Die Gründe dafür, warum der schon am Sonntag auf die Insel gereiste Matondo beim englischen Zweitligisten zwar den Medizincheck absolvieren konnte, aber bisher noch nicht mittrainieren durfte, sind inzwischen auch durchgesickert. Wie „Bild“ berichtet, haben sich Schalke und Stoke anders als bislang angenommen doch auf eine Kaufoption im Anschluss an die bis Saisonende besprochene Ausleihe geeinigt. Das allerdings hat wohl Manchester City auf den Plan gerufen, das Matondo vor zwei Jahren für rund neun Millionen Euro nach Schalke verkauft, sich im Zuge dessen aber ein Zugriffsrecht in Form eines sogenannten Matching rights gesichert hat.

Kaufoption offenbar bei sechs Millionen Euro

Das heißt, dass Man City stets die Möglichkeit hat, einen anderen Klub zu überbieten, der sich die Dienste von Matondo sichern will, solange dieser bei Schalke unter Vertrag steht.

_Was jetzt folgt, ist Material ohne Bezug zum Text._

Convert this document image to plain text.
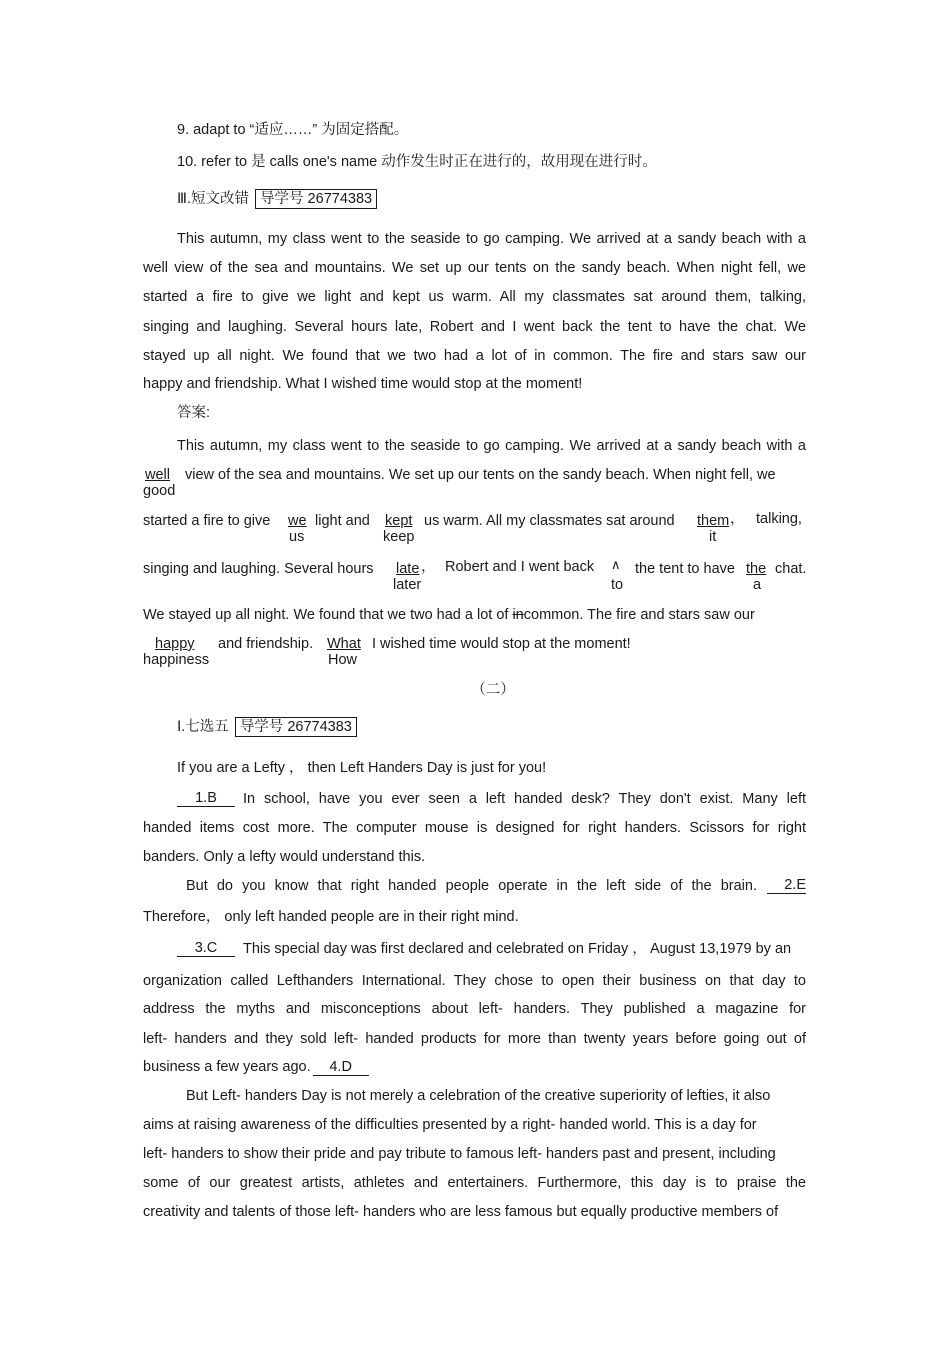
9. adapt to “适应……” 为固定搭配。
10. refer to 是 calls one's name 动作发生时正在进行的，故用现在进行时。
Ⅲ.短文改错 导学号 26774383
This autumn, my class went to the seaside to go camping. We arrived at a sandy beach with a
well view of the sea and mountains. We set up our tents on the sandy beach. When night fell, we
started a fire to give we light and kept us warm. All my classmates sat around them, talking,
singing and laughing. Several hours late, Robert and I went back the tent to have the chat. We
stayed up all night. We found that we two had a lot of in common. The fire and stars saw our
happy and friendship. What I wished time would stop at the moment!
答案:
This autumn, my class went to the seaside to go camping. We arrived at a sandy beach with a
well
good
view of the sea and mountains. We set up our tents on the sandy beach. When night fell, we
started a fire to give we
us
light and kept
keep
us warm. All my classmates sat around them ，
it
talking,
singing and laughing. Several hours late ，
later
Robert and I went back ∧
to
the tent to have the
a
chat.
We stayed up all night. We found that we two had a lot of incommon. The fire and stars saw our
happy
happiness
and friendship. What
How
I wished time would stop at the moment!
（二）
Ⅰ.七选五 导学号 26774383
If you are a Lefty ， then Left Handers Day is just for you!
1.B	In school, have you ever seen a left handed desk? They don't exist. Many left
handed items cost more. The computer mouse is designed for right handers. Scissors for right
banders. Only a lefty would understand this.
But do you know that right handed people operate in the left side of the brain.	2.E
Therefore， only left handed people are in their right mind.
3.C	This special day was first declared and celebrated on Friday ， August 13,1979 by an
organization called Lefthanders International. They chose to open their business on that day to
address the myths and misconceptions about left- handers. They published a magazine for
left- handers and they sold left- handed products for more than twenty years before going out of
business a few years ago. 4.D
But Left- handers Day is not merely a celebration of the creative superiority of lefties, it also
aims at raising awareness of the difficulties presented by a right- handed world. This is a day for
left- handers to show their pride and pay tribute to famous left- handers past and present, including
some of our greatest artists, athletes and entertainers. Furthermore, this day is to praise the
creativity and talents of those left- handers who are less famous but equally productive members of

Inzwischen scheint zwischen den beteiligten drei Klubs aber eine Regelung gefunden worden zu sein. Letztlich wird die Ausleihe Matondos an Stoke wie geplant über die Bühne gehen.

Sollten die Potters im Sommer dann von ihrer Kaufoption Gebrauch machen und Matondo für kolportierte sechs Millionen Euro fest verpflichten wollen, hätte Man City die Möglichkeit, einzuschreiten und den walisischen Nationalspieler zurückzuholen. Damit letzterer Fall eintritt, müsste Matondo im Vergleich zu seinen durchwachsenen beiden Jahren auf Schalke in den kommenden Wochen und Monaten aber schon deutlich zulegen.